The firm earned $3.41 billion in NII — what it generates from lending minus what it pays for deposits — in the three months through September, according to a statement Tuesday. That and lower-than-expected costs boosted net income to $1.51 billion, beating the average analyst estimate.
“We remain well positioned to capitalize on opportunities and achieve record NII in 2025,” Chief Executive Officer Bill Demchak said in the statement.
Shares of PNC, up 22% this year through Monday, rose 1.27% at 6:45 a.m. in early New York trading.
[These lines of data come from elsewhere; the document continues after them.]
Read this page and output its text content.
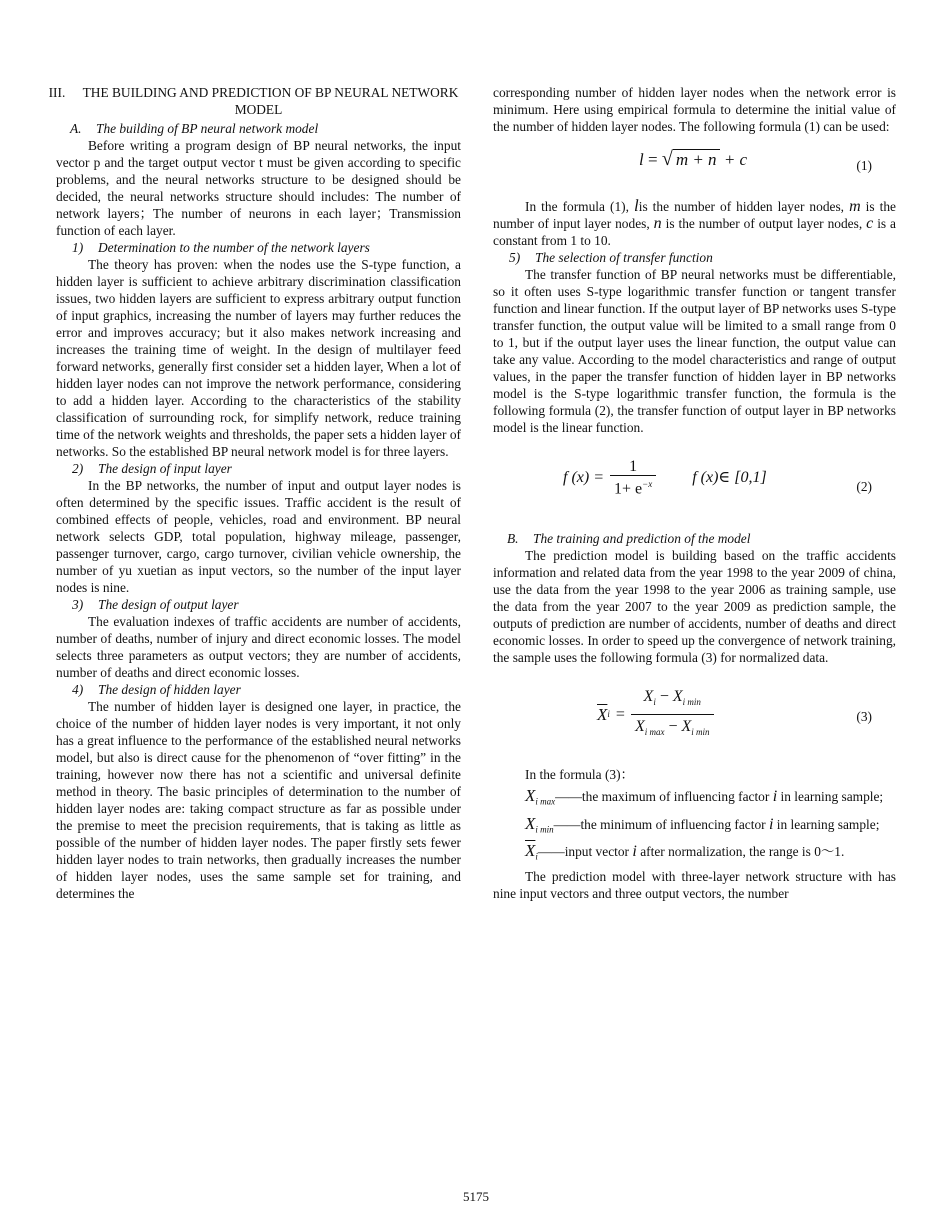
III. THE BUILDING AND PREDICTION OF BP NEURAL NETWORK MODEL

A. The building of BP neural network model

Before writing a program design of BP neural networks, the input vector p and the target output vector t must be given according to specific problems, and the neural networks structure to be designed should be decided, the neural networks structure should includes: The number of network layers；The number of neurons in each layer；Transmission function of each layer.

1) Determination to the number of the network layers

The theory has proven: when the nodes use the S-type function, a hidden layer is sufficient to achieve arbitrary discrimination classification issues, two hidden layers are sufficient to express arbitrary output function of input graphics, increasing the number of layers may further reduces the error and improves accuracy; but it also makes network increasing and increases the training time of weight. In the design of multilayer feed forward networks, generally first consider set a hidden layer, When a lot of hidden layer nodes can not improve the network performance, considering to add a hidden layer. According to the characteristics of the stability classification of surrounding rock, for simplify network, reduce training time of the network weights and thresholds, the paper sets a hidden layer of networks. So the established BP neural network model is for three layers.

2) The design of input layer

In the BP networks, the number of input and output layer nodes is often determined by the specific issues. Traffic accident is the result of combined effects of people, vehicles, road and environment. BP neural network selects GDP, total population, highway mileage, passenger, passenger turnover, cargo, cargo turnover, civilian vehicle ownership, the number of yu xuetian as input vectors, so the number of the input layer nodes is nine.

3) The design of output layer

The evaluation indexes of traffic accidents are number of accidents, number of deaths, number of injury and direct economic losses. The model selects three parameters as output vectors; they are number of accidents, number of deaths and direct economic losses.

4) The design of hidden layer

The number of hidden layer is designed one layer, in practice, the choice of the number of hidden layer nodes is very important, it not only has a great influence to the performance of the established neural networks model, but also is direct cause for the phenomenon of “over fitting” in the training, however now there has not a scientific and universal definite method in theory. The basic principles of determination to the number of hidden layer nodes are: taking compact structure as far as possible under the premise to meet the precision requirements, that is taking as little as possible of the number of hidden layer nodes. The paper firstly sets fewer hidden layer nodes to train networks, then gradually increases the number of hidden layer nodes, uses the same sample set for training, and determines the

corresponding number of hidden layer nodes when the network error is minimum. Here using empirical formula to determine the initial value of the number of hidden layer nodes. The following formula (1) can be used:

l = √ m + n + c	(1)

In the formula (1), lis the number of hidden layer nodes, m is the number of input layer nodes, n is the number of output layer nodes, c is a constant from 1 to 10.

5) The selection of transfer function

The transfer function of BP neural networks must be differentiable, so it often uses S-type logarithmic transfer function or tangent transfer function and linear function. If the output layer of BP networks uses S-type transfer function, the output value will be limited to a small range from 0 to 1, but if the output layer uses the linear function, the output value can take any value. According to the model characteristics and range of output values, in the paper the transfer function of hidden layer in BP networks model is the S-type logarithmic transfer function, the formula is the following formula (2), the transfer function of output layer in BP networks model is the linear function.

f $(x) = \frac{1}{1+ e^{-x}}$ f (x)∈ [0,1]
(2)

B. The training and prediction of the model

The prediction model is building based on the traffic accidents information and related data from the year 1998 to the year 2009 of china, use the data from the year 1998 to the year 2006 as training sample, use the data from the year 2007 to the year 2009 as prediction sample, the outputs of prediction are number of accidents, number of deaths and direct economic losses. In order to speed up the convergence of network training, the sample uses the following formula (3) for normalized data.

$\overline{X}$ $i = \frac{X_i - X_{i min}}{X_{i max} - X_{i min}}$	(3)

In the formula (3)：

$X_{i max}——the$ maximum of influencing factor i in learning sample;

$X_{i min}——the$ minimum of influencing factor i in learning sample;

$\overline{X}_i——input$ vector i after normalization, the range is 0～1.

The prediction model with three-layer network structure with has nine input vectors and three output vectors, the number

5175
PNC is the first large regional bank to report third-quarter earnings, with rivals including U.S. Bancorp and Truist Financial Corp. slated for later this week. Investors are eager for an early look into the impact of the Federal Reserve’s policy pivot after the central bank cut interest rates for the first time in more than four years in September.
JPMorgan Chase & Co., the biggest US bank, notched a surprise increase in net interest income in the third quarter, the company reported last week. At Wells Fargo & Co., Chief Financial Officer Mike Santomassimo said Friday that “we believe we are close to the trough.”
In the second quarter, PNC notched its first period of sequential NII expansion since the end of 2022 — setting the firm up for what Demchak said he expects to be record growth next year. In the third quarter, PNC’s total loans were $321 billion, down slightly from the second quarter but up from a year ago.